Des chercheurs ont estimé qu’un vaccin contenant des antigènes de S. sonnei, ainsi que trois souches de S. flexneri, pourrait couvrir jusqu’à 75 % des souches mondiales – voire jusqu’à 93 % – en raison de la réactivité croisée entre les anticorps générés par le vaccin et les antigènes d’autres souches apparentées de Shigella.

Vaccins candidats

Il existe à l’heure actuelle neuf candidats vaccins contre la Shigella qui sont en cours d’essais cliniques. Il s’agit de cinq vaccins à base de protéines ou de polysaccharides, conçus pour une injection intramusculaire, et de quatre vaccins oraux basés sur des bactéries vivantes atténuées (affaiblies) ou inactivées (tuées).

Certains de ces vaccins sont conçus pour prévenir d’autres infections, telles que l’E. Coli entérotoxique (ETEC) – une cause majeure de maladie diarrhéique et de diarrhée du voyageur dans les pays à faible revenu – ainsi que la shigellose. Ces vaccins combinés pourraient être particulièrement intéressants dans le contexte de calendriers de vaccination de plus en plus chargés et coûteux, alors que les pays cherchent à concilier des priorités sanitaires concurrentes.

Les vaccins candidats développés par GSK et une société suisse appelée LimmaTech Biologics sont particulièrement intéressants. Ces deux vaccins sont actuellement en essais de phase 2 et contiennent des antigènes de S. sonnei et de trois souches de S. flexneri. Ils sont conçus pour être administrés en deux ou trois doses.

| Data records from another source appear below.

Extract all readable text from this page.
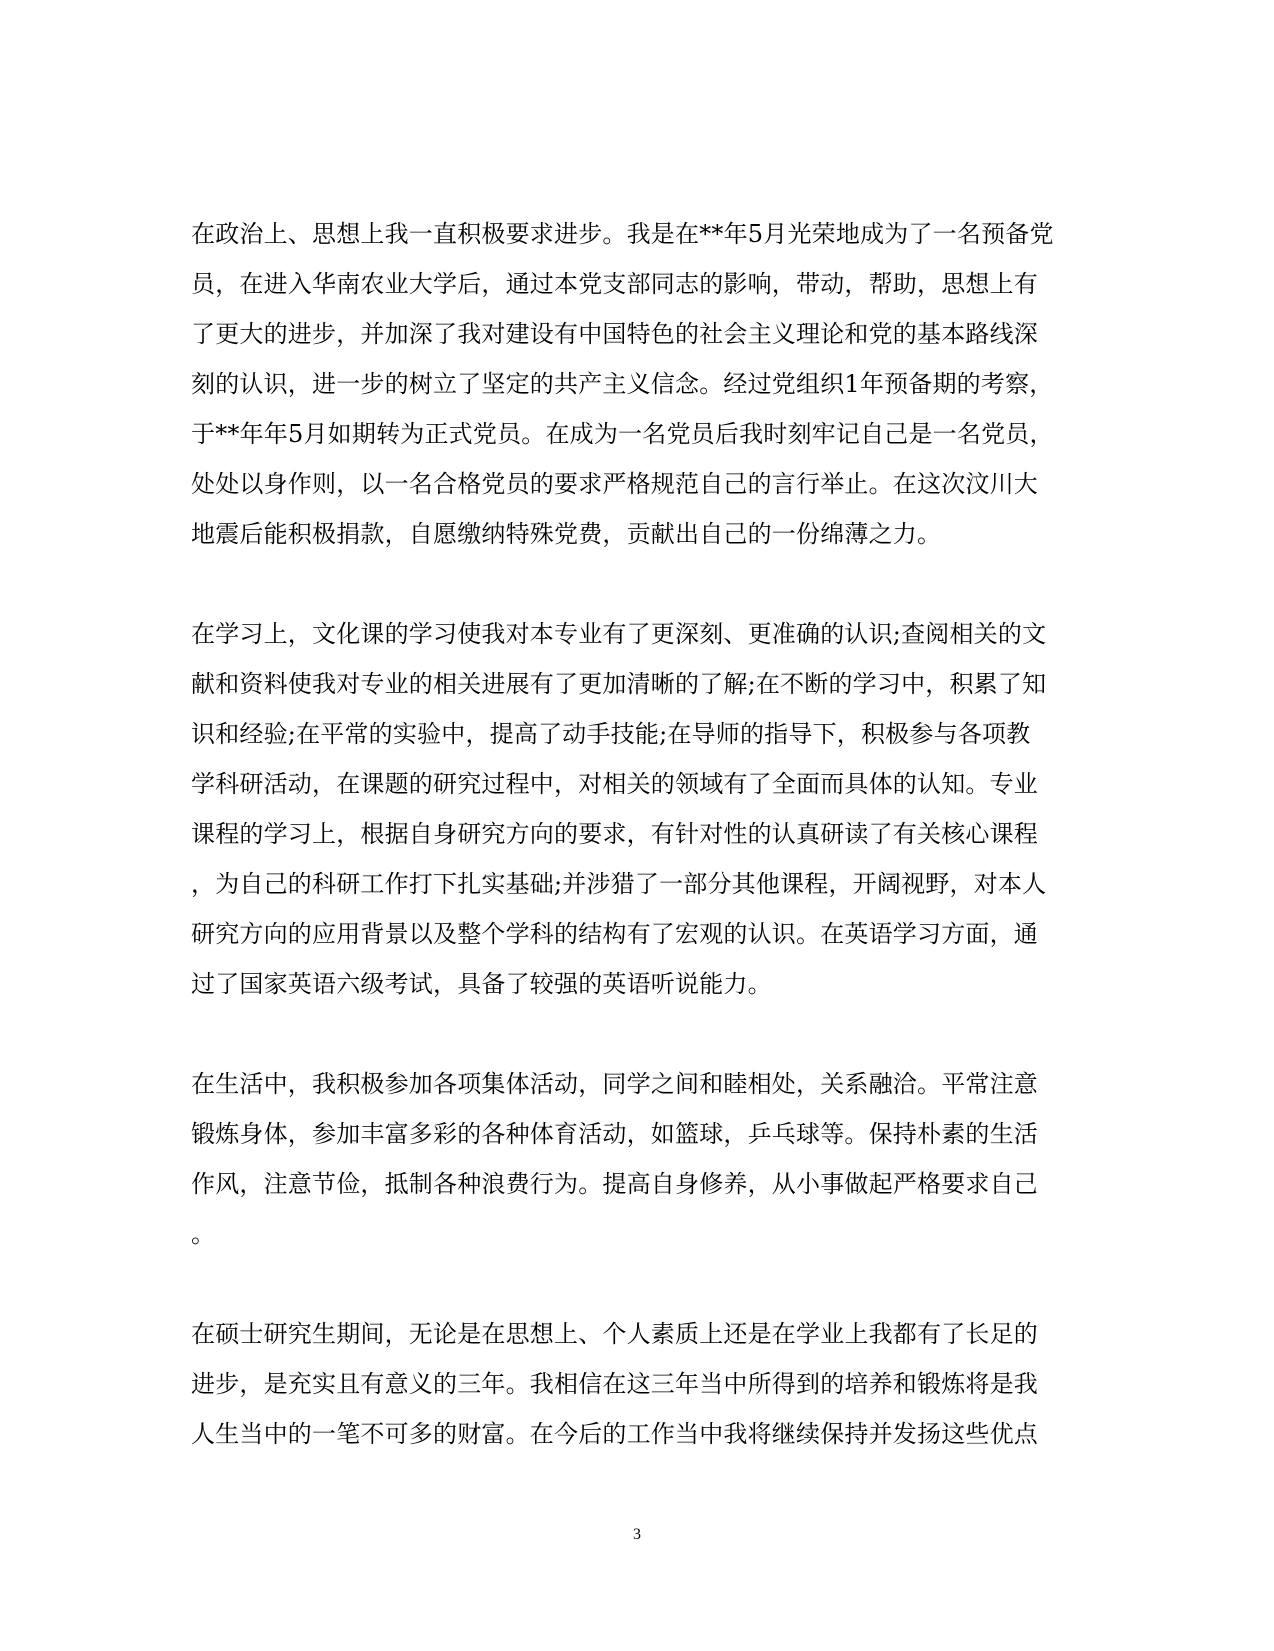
在政治上、思想上我一直积极要求进步。我是在**年5月光荣地成为了一名预备党
员，在进入华南农业大学后，通过本党支部同志的影响，带动，帮助，思想上有
了更大的进步，并加深了我对建设有中国特色的社会主义理论和党的基本路线深
刻的认识，进一步的树立了坚定的共产主义信念。经过党组织1年预备期的考察，
于**年年5月如期转为正式党员。在成为一名党员后我时刻牢记自己是一名党员，
处处以身作则，以一名合格党员的要求严格规范自己的言行举止。在这次汶川大
地震后能积极捐款，自愿缴纳特殊党费，贡献出自己的一份绵薄之力。
在学习上，文化课的学习使我对本专业有了更深刻、更准确的认识;查阅相关的文
献和资料使我对专业的相关进展有了更加清晰的了解;在不断的学习中，积累了知
识和经验;在平常的实验中，提高了动手技能;在导师的指导下，积极参与各项教
学科研活动，在课题的研究过程中，对相关的领域有了全面而具体的认知。专业
课程的学习上，根据自身研究方向的要求，有针对性的认真研读了有关核心课程
，为自己的科研工作打下扎实基础;并涉猎了一部分其他课程，开阔视野，对本人
研究方向的应用背景以及整个学科的结构有了宏观的认识。在英语学习方面，通
过了国家英语六级考试，具备了较强的英语听说能力。
在生活中，我积极参加各项集体活动，同学之间和睦相处，关系融洽。平常注意
锻炼身体，参加丰富多彩的各种体育活动，如篮球，乒乓球等。保持朴素的生活
作风，注意节俭，抵制各种浪费行为。提高自身修养，从小事做起严格要求自己
。
在硕士研究生期间，无论是在思想上、个人素质上还是在学业上我都有了长足的
进步，是充实且有意义的三年。我相信在这三年当中所得到的培养和锻炼将是我
人生当中的一笔不可多的财富。在今后的工作当中我将继续保持并发扬这些优点
3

Par ailleurs, le pipeline de vaccins est encore très jeune, et il est peu probable qu’un vaccin contre la Shigella soit largement disponible avant le début des années 2030.

Toutefois, après près d’un siècle de recherche, un vaccin efficace contre l’une des principales causes de décès par diarrhée chez les enfants est à portée de main. Non seulement ces vaccins pourraient sauver des millions de vies, mais ils pourraient également contribuer à lutter contre le problème croissant de la résistance aux antimicrobiens, qui est l’une des principales causes du retard de croissance chez les jeunes enfants.